MM. de Castaix et de Mircey étaient les deux lieutenants demeurés au fort.

Ils arrivèrent bientôt, assez intrigués de cette audience imprévue ; habituellement le gouverneur causait peu avec ses officiers.

— Messieurs, leur dit-il, après leur avoir rendu leur salut, un ordre du roi m’a fait revenir ici en toute hâte. Je dois conduire notre prisonnier, M. de Barmont, à Antibes, où déjà m’a précédé votre capitaine avec une escorte suffisante pour paralyser toute tentative d’évasion de la part du prisonnier ; j’ai agi ainsi parce que le bon plaisir du roi est que cette translation du comte d’un lieu à un autre ait l’apparence d’une mise en liberté ; c’est même en ce sens que je parlerai au prisonnier afin de ne lui rien laisser soupçonner des nouveaux ordres que j’ai reçus. Jusqu’à mon retour, qui ne tardera pas plus de deux jours, vous, monsieur de Castaix, comme plus ancien de grade, vous prendrez le commandement de la forteresse ; je me plais à croire, messieurs, que je n’aurai qu’à me louer de l’aptitude que vous apporterez à remplir vos devoirs pendant mon absence.

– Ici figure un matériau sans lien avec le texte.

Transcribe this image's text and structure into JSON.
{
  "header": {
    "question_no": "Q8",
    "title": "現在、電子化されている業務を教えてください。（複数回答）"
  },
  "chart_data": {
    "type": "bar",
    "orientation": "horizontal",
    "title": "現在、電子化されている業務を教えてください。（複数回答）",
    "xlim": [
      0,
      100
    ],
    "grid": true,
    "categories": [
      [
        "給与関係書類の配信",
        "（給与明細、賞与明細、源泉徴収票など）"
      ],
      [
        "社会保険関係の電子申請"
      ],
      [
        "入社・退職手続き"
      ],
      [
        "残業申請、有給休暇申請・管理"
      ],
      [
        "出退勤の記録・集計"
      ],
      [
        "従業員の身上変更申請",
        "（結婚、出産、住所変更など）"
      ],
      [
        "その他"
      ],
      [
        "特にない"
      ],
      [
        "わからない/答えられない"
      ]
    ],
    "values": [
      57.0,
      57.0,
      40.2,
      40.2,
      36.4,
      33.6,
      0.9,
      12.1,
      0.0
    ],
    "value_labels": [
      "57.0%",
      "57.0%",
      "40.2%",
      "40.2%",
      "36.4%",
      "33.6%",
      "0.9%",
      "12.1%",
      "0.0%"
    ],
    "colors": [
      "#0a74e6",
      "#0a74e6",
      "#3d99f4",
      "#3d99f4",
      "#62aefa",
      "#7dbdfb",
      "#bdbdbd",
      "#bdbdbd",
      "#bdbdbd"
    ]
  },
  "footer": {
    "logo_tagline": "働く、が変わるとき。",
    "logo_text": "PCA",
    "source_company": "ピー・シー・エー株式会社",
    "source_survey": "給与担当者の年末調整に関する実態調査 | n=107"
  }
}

Les deux officiers saluèrent ; habitués à la politique tortueuse et mystérieuse du cardinal, les paroles du major ne les étonnèrent nullement, car bien que le cardinal fût mort, il n’y avait pas encore assez longtemps de cela pour que le roi eût, à leur avis, modifié en quoi que ce fût sa façon ténébreuse de gouverner.

— Veuillez donner l’ordre que le prisonnier soit amené en ma présence ; tandis que je lui annoncerai sa mise en liberté, ajouta-t-il avec un sourire gouailleur, dont les officiers ne comprirent pas l’étrange signification, vous ferez porter tous les effets lui appartenant dans le canot du lougre contrebandier à bord duquel je suis revenu. Allez, messieurs.

Les officiers se retirèrent.

Le comte fut fort étonné lorsque la Grenade ouvrit son cachot et le pria de le suivre en lui annonçant que le gouverneur désirait lui parler.

Il croyait le major en route pour Paris, ainsi que cela avait été convenu entre eux le soir précédent, et ne comprenait rien à sa présence au fort après la promesse formelle qu’il lui avait faite la veille.

Une autre chose lui causait encore une grande surprise : depuis qu’il était prisonnier à l’île Sainte-Marguerite, jamais le gouverneur ne l’avait fait demander : c’était au contraire lui qui toujours s’était dérangé et était venu le trouver dans sa chambre.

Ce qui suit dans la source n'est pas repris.